Not every new feature in Designer Rnext is as big as the Database Connection or Agent interface. Many of them are small—but important to making a developer's life a little easier:
    • LotusScript support includes a remote debugger capability for server agents.
    • An Actions design pane displays an icon for each action and supports multiple selection, drag-and-drop to set the action's order on the action bar, and double-click to edit in place. From this new interface, you can delete system actions you don't need (and system actions are no longer added by default to new forms and views).
    • Dynamically-named elements have been enhanced.

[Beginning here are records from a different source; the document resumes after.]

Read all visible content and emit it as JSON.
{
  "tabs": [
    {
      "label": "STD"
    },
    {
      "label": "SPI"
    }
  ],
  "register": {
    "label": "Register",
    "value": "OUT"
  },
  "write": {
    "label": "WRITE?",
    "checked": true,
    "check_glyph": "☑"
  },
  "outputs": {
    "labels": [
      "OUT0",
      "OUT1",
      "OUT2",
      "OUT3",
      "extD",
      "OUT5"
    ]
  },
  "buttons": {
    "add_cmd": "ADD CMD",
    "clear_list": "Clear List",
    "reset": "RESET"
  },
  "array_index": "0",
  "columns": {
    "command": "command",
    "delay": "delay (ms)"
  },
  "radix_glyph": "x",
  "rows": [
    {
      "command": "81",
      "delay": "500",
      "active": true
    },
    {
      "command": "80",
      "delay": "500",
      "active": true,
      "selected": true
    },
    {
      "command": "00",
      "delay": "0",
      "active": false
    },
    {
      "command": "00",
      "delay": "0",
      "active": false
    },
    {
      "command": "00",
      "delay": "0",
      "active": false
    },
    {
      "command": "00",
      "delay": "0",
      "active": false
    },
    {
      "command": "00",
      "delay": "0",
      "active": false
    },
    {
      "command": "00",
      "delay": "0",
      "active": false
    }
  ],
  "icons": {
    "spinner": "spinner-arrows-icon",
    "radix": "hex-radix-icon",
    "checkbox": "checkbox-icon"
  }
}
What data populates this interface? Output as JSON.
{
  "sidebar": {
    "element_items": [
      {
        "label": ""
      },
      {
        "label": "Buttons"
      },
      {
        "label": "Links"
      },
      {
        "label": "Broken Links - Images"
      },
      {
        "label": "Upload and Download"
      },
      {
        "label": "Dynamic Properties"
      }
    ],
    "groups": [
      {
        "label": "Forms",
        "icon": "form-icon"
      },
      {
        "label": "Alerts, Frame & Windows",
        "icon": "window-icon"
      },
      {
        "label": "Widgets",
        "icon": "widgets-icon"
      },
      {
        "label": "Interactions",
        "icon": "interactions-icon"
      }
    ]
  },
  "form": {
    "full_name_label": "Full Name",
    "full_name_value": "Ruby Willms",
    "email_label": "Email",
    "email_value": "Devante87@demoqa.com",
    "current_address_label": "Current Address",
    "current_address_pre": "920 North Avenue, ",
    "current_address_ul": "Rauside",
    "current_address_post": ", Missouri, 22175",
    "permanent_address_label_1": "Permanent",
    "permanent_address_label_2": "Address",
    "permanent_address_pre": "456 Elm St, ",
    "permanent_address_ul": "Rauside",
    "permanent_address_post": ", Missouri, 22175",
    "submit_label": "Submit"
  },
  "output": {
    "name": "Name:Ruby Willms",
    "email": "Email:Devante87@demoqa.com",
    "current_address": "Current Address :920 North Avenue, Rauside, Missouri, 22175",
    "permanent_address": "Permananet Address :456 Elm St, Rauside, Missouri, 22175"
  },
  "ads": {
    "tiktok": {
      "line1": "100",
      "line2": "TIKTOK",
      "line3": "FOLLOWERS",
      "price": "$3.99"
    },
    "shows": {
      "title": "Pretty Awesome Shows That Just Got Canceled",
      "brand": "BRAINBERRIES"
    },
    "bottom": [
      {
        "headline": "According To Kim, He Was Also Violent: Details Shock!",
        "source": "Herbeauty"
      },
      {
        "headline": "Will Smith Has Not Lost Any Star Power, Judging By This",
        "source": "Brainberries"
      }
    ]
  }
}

The creation dialog box allows you to compute not only the element name, which you could do in R5, but the database the element is stored in and the kind of element it is (form, view, and so on).
    • You can customize the twisties that appear in views using an image resource that is an image well—the first state is displayed when the category is collapsed, the second when it is expanded.
    • A "No refresh" selection is added to the database properties, which allows you to effectively lock the design of the database against changes.
    • You can print the code that appears in the programmer's pane.
    • The 64K limit on code segments has been removed.
    • You can set persistent breakpoints in the LotusScript debugger.
    • Views have a new property: "Hide column if formula is true."
    • Color palettes have been made consistent throughout Designer Rnext.

Power for productivity

The changes in Designer Rnext are evolutionary rather than revolutionary, says Maureen Leland. The goal for this new version of Designer, she says, is to make it "fun to use." Then she amends that, adding, "...and powerful."

Designer Rnext is indeed powerful to use. It delivers features that make the development of increasingly complex applications easier—features that save developers from repetition and wasted effort and make them more productive. It makes it easy to use new presentation features like layers, and new programming features like database connections. It brings the IDE up to speed with the current state of the application-development art. And it really does make it fun.